Here are my thoughts as I had (time to type) them.
- Does the public care how fast a computer boots up? There’s got to be an acceptable tolerance that has already been met by the Google Chrome OS efforts.
- The presenter has a Jeff Goldblum vibe going on.
- The demo was from code checked into trunk? Wonder if the demo will fall on its face at some point …
- I hope the UI changes for “application tabs”; favorite icons aren’t the best way to identify different properties. A plus will be that it becomes more useful for an app developer (I’m looking your way, Atlassian) to use separate favicons for its products.
- The favicons do have the benefit of being i18n-friendly.
- Panels remind me of the old Google Notebook Firefox add-on. I wonder if Gmail will use panels for its chat window.
- Note to self: games do not necessarily mean 3D.
- Multiple windows feels a lot like virtual desktops.
- I hope Google posts their use cases along with their source code. I doubt it will happen, but one can hope.
- Google has got to be working hard to keep Microsoft Office online from breaking in Chrome.

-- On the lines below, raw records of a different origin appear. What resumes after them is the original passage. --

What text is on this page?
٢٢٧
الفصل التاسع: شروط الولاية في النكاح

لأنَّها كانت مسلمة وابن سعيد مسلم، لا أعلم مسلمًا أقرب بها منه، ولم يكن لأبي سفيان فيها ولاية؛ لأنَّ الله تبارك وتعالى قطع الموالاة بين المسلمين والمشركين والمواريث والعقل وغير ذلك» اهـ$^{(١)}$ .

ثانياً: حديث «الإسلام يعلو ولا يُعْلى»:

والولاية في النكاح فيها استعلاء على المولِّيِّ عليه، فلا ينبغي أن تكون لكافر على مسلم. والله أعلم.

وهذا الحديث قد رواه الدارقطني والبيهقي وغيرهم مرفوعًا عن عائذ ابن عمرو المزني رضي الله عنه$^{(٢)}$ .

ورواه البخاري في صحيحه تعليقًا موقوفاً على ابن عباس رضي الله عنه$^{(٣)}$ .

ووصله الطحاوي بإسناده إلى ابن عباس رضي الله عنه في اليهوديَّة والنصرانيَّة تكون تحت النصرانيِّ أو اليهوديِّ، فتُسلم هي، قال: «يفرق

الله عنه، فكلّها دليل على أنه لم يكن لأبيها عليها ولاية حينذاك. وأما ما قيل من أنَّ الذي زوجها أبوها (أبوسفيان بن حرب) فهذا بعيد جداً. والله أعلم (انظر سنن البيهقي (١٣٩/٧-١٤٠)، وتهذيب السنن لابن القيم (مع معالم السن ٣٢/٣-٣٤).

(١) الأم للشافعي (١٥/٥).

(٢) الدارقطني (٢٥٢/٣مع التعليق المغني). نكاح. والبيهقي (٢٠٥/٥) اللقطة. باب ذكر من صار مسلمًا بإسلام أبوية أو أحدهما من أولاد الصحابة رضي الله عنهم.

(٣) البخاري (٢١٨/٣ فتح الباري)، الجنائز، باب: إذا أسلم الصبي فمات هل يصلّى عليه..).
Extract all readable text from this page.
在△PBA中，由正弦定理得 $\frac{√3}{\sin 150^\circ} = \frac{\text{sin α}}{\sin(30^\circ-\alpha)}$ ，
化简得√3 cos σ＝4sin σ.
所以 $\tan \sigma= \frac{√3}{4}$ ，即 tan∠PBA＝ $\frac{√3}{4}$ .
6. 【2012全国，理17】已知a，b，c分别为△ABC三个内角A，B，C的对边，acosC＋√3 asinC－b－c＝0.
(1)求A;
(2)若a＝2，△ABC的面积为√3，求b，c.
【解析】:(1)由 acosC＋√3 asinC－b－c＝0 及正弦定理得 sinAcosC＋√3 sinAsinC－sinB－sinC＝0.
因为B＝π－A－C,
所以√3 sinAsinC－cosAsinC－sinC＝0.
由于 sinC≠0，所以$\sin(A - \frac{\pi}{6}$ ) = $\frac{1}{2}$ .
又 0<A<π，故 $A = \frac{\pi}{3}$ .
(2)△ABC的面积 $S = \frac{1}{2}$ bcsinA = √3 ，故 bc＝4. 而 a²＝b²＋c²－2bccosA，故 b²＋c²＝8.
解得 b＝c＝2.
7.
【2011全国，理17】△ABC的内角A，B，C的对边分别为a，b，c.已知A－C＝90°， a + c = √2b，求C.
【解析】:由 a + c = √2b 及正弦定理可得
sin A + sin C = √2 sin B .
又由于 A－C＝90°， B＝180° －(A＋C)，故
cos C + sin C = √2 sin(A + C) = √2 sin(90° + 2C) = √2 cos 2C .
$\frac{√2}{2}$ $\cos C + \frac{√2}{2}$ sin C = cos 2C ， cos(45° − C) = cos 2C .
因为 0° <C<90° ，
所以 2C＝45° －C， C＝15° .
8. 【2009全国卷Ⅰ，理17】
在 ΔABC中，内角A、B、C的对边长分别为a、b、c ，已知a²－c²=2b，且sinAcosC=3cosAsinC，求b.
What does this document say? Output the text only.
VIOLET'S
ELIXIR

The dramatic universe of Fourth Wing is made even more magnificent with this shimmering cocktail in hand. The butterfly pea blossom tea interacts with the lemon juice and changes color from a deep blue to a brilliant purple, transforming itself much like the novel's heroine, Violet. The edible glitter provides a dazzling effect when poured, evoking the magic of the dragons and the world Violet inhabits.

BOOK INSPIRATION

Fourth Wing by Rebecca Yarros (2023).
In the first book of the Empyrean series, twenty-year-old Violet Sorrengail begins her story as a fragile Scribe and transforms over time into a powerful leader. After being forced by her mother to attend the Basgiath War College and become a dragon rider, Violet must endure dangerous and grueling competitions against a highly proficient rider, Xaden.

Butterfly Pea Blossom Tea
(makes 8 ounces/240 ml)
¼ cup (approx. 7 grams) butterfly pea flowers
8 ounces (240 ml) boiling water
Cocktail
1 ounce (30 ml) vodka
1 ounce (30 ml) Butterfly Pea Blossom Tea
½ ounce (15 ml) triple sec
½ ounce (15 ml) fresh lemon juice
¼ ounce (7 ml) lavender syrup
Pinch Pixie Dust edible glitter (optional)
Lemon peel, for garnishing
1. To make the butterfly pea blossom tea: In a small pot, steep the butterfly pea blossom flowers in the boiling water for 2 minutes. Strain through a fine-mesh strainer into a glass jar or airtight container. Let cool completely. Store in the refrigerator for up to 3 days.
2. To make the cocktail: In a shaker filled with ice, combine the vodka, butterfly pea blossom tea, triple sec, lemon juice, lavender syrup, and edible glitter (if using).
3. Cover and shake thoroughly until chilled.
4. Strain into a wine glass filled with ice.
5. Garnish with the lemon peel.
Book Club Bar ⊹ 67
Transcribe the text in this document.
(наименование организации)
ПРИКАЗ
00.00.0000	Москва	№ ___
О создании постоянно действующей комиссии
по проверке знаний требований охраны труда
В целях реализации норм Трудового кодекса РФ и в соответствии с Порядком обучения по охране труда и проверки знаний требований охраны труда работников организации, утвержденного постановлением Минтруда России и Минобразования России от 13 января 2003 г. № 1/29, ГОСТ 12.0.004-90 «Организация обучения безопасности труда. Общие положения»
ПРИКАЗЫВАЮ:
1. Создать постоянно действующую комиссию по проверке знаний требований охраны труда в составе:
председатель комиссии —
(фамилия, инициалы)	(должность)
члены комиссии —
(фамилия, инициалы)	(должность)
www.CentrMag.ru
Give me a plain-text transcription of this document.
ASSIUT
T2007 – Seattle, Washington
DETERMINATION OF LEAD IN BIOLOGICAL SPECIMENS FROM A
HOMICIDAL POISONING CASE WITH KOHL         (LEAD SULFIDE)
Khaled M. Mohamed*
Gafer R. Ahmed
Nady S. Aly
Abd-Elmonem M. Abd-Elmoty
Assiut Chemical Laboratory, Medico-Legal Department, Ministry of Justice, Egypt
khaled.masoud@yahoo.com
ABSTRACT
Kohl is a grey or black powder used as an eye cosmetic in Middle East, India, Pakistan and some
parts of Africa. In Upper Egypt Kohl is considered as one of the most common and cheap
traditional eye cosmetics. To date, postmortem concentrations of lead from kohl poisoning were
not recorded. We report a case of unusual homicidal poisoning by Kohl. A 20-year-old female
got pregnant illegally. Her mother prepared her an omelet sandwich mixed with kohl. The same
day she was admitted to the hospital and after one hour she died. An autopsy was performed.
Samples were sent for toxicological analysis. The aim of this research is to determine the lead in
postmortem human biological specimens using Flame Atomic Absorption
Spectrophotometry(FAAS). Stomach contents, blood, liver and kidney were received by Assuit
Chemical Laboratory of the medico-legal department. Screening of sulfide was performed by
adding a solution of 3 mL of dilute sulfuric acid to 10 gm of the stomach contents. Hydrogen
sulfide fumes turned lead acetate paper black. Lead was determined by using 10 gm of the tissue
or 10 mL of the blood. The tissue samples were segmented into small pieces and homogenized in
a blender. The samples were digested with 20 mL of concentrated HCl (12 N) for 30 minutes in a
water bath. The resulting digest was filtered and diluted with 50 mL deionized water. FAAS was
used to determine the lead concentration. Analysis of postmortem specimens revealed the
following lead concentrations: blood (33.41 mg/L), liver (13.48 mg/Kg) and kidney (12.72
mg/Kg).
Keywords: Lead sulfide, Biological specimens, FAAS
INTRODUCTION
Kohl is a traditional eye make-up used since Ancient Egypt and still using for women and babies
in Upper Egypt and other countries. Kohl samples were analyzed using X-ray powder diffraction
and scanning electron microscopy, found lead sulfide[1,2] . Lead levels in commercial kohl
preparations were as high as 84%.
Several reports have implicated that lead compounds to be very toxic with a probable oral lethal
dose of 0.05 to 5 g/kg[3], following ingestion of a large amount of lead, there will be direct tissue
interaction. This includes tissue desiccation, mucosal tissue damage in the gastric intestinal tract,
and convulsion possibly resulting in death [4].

- The video sure ends abruptly.
I think Google has a hard sell in front of them; I’d love to know who Chrome OS is for. I know I would love a fast, little netbook that is really good at the few things it should do, but we have a 25 year history of PCs that continue to reinforce comparisons between things that have keyboards, pointing devices, and monitors. Perhaps Google doesn’t want many folks actually using Chrome OS but want to leverage it as an experiment to create more markets for web applications. Maybe they were really inspired by the One-Laptop-Per-Child project and want a cheap, useful PC to be able to be disseminated.